Taking over cities is as simple as beating these mini mission. Literally drive through a target at a speed or with a specific car/wingsuit.

These missions are what I looked forward to in the game, and I remember at least three that I had to stop playing and restart just so I could record part of the awesome gameplay. One of my favorite involved taking over little sites for a hacker on the radio and opening something up. Then the second phase of the mission had me pick up the hacker and all of a sudden I was driving through the same base with him in the passenger seat, going off mega jumps and scoring huge air, then a third section happened where the player had to “protect” the friendly. The thing is while that third part of the mission sounds dull, the entire mission was exciting.

So many missions were amazing and offered interesting and active gameplay that never seemed to stop. Then there were the story missions mentioned above and every major story mission, the ten or so that were in the game, were even better than the other missions.

That’s not to say the missions were perfect, there were at least two missions where the player defended a non-moving antenna and had to try to figure out what was damaging it without a good indicator. But these were the exceptions for the missions.

It’s these missions that somehow made Just Cause 4 palpable to me. I can’t say I loved it, because Just Cause 4 has so many problems that it’s not a great game, and yet, I enjoyed playing it to the point that I invested over 20 hours into the game without thinking about the time I spent.


The big set pieces though can be fun, I just wanted more from this game.

I would even say the missions give the player an enjoyable enough experience that they might be able to ignore all the other parts of the game, just to enjoy these moments of gameplay that are done so brazenly that players will focus on them more than everything else Just Cause 4 seems to do wrong.

Conclusion

It’s important to also mention that I paid twenty dollars for Just Cause 4. The full price of 60 dollars would have been a very different story, and I think that still is entirely too much, but I got a decent value out of the game.

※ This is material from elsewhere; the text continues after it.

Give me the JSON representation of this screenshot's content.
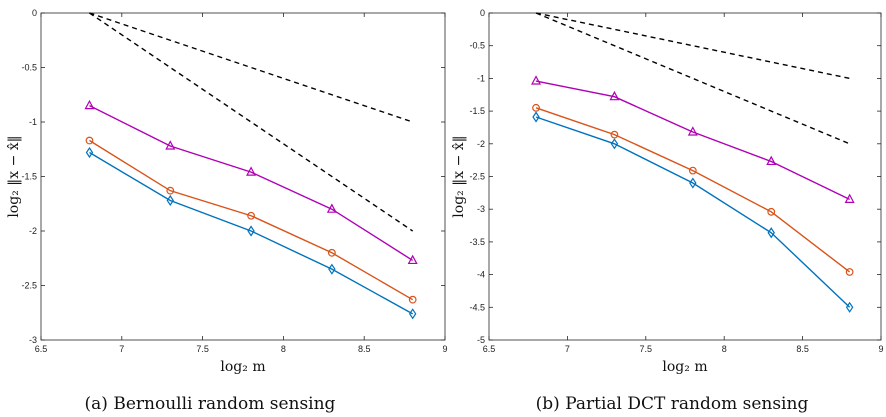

While there are so many issues, and the fact is I can’t call Just Cause 4 a great game, the graphics are so bad, I almost stopped the game because I felt personally insulted by the quality, the story is lacking, and what really made me enjoy Just Cause 3 is missing this time around with the lack of destructibility. However, the missions somehow made Just Cause a bare recommendation.

It’s not a strong recommendation but at 20 bucks I think it’s still a fun game to play through, and while I fully understand the complaints, and they are valid, I can’t deny there’s a decent amount of fun in Just Cause 4.

I give Just Cause 4 a

3/5

This is a BARE recommendation, I almost want to give this game a 2.5/5 or a 2/5 but if I had to play Just Cause 4 a second time, I think I would enjoy myself. At the same time, I’d pick up Just Cause 3, or possibly Just Cause 2 before I picked up Just Cause 4.

Final Thoughts: Just Cause 4 has so many problems. Bad graphics, bad story, and weaker gameplay. But the missions are enjoyable to the point that you might accept it all. Weak Recommend

Stats: 24.7 hours, 12/61 achievements earned.